Que lo que tenemos en España es una democracia infantil, por no decir infantiloide, lo demuestra el que los españoles no sepamos qué política exterior deseamos. Algunas grandes naciones de Occidente se encuentran a veces frente a encrucijadas que hacen que sus ciudadanos se dividan acerca de cuál es el mejor curso a seguir. Pero lo nuestro no llega ni a eso. Desconocemos cuáles son nuestros intereses nacionales y ni siquiera nos ocupamos de averiguarlo. Creemos guiarnos por principios éticos y morales de general aceptación, como es la defensa de los derechos humanos, la paz y la difusión de la democracia, pero no rechistamos cuando en nuestro nombre se apoya a tiranos que no respetan los derechos humanos, constituyen una amenaza para la paz y desde luego impiden la llegada de la democracia a sus países. Cuando, al fin se abre un debate sobre nuestra implicación en una guerra, la discusión no pasa de si es o no una guerra propiamente dicha.
El asunto de nuestras relaciones con Marruecos es paradigmático.
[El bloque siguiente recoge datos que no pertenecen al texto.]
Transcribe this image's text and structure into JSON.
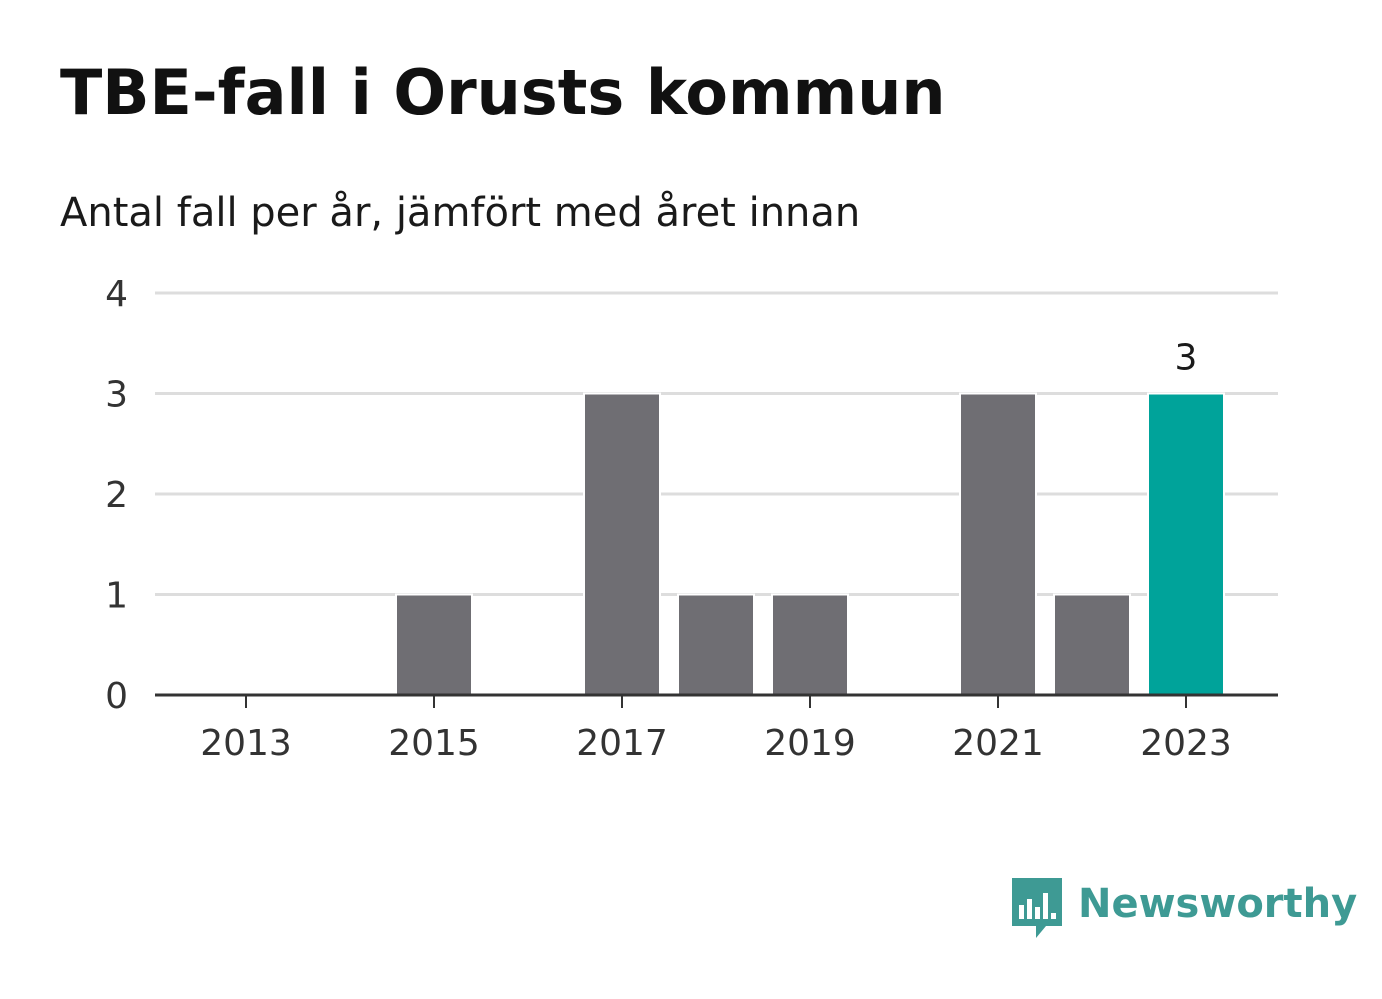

En algún códice celosamente guardado en el Palacio de Santa Cruz puede leerse: "Hay que llevarse bien con Marruecos". ¿Por qué? No lo entiendo. Desde luego, hay que procurar tener buenas relaciones con todo el mundo en la medida en que sea compatible con nuestros intereses o con nuestros principios. Pero ocurre que la amistad con Marruecos se opone a ambos.
Es opuesto a nuestros intereses porque Marruecos es el único país del mundo que reclama abiertamente anexionarse territorios de soberanía española. Ya lo hizo con el Sahara Occidental, que era una colonia, y ahora ambiciona hacer lo mismo con Melilla, Ceuta y Canarias, que son España. Se trata de una aspiración no sólo conocida, sino también pública y confesa. Primordial objetivo de nuestra política exterior debería ser tratar de impedir que se dieran las circunstancias que hicieran posible tal anexión. Para eso, lo mejor es propiciar la inestabilidad del país vecino, pues mientras se mantenga inestable, no podrá aprovechar cualquier crisis que España sufriera, y que por desgracia no es improbable, para intentar lograr sus objetivos.
Pero es que además es opuesto a nuestros principios. Marruecos padece una tiranía donde los partidos políticos son meramente tolerados y en la que la voluntad del sultán es ley. Lo que deberíamos hacer, si es que somos realmente fieles a esos valores con los que nos llenamos la boca y por los que nada hacemos, en Marruecos o en Cuba, es alentar cambios democráticos en el país magrebí. Si Marruecos llegara a ser una democracia, sus ansias anexionistas decrecerían y, al menos mientras lo consigue, no estaría en esos afanes. ¿Qué hace nuestro rey, un rey constitucional, tratando como hermano a un dictador? Hasta que Mohamed VI no sea un rey con sólo poderes representativos, no deberíamos permitir que tratara a nuestro soberano de igual a igual si es que es verdad que la moral y la ética es lo que rige nuestro comportamiento en el exterior.
Insisto. ¿A qué ser tan amigos de Marruecos? Aznar se hizo esta misma pregunta y, no hallando respuesta, decidió que no había por qué, sobre todo a partir del episodio de Perejil, un calculado test con el que el sultán probó a ver cuán flexibles tenía los músculos el del bigote. Luego vino el 11-M y volvimos adonde solíamos, a llevarnos bien con Marruecos por más desaires que desde entonces nos han seguido haciendo. Insisto por última vez, ¿por qué?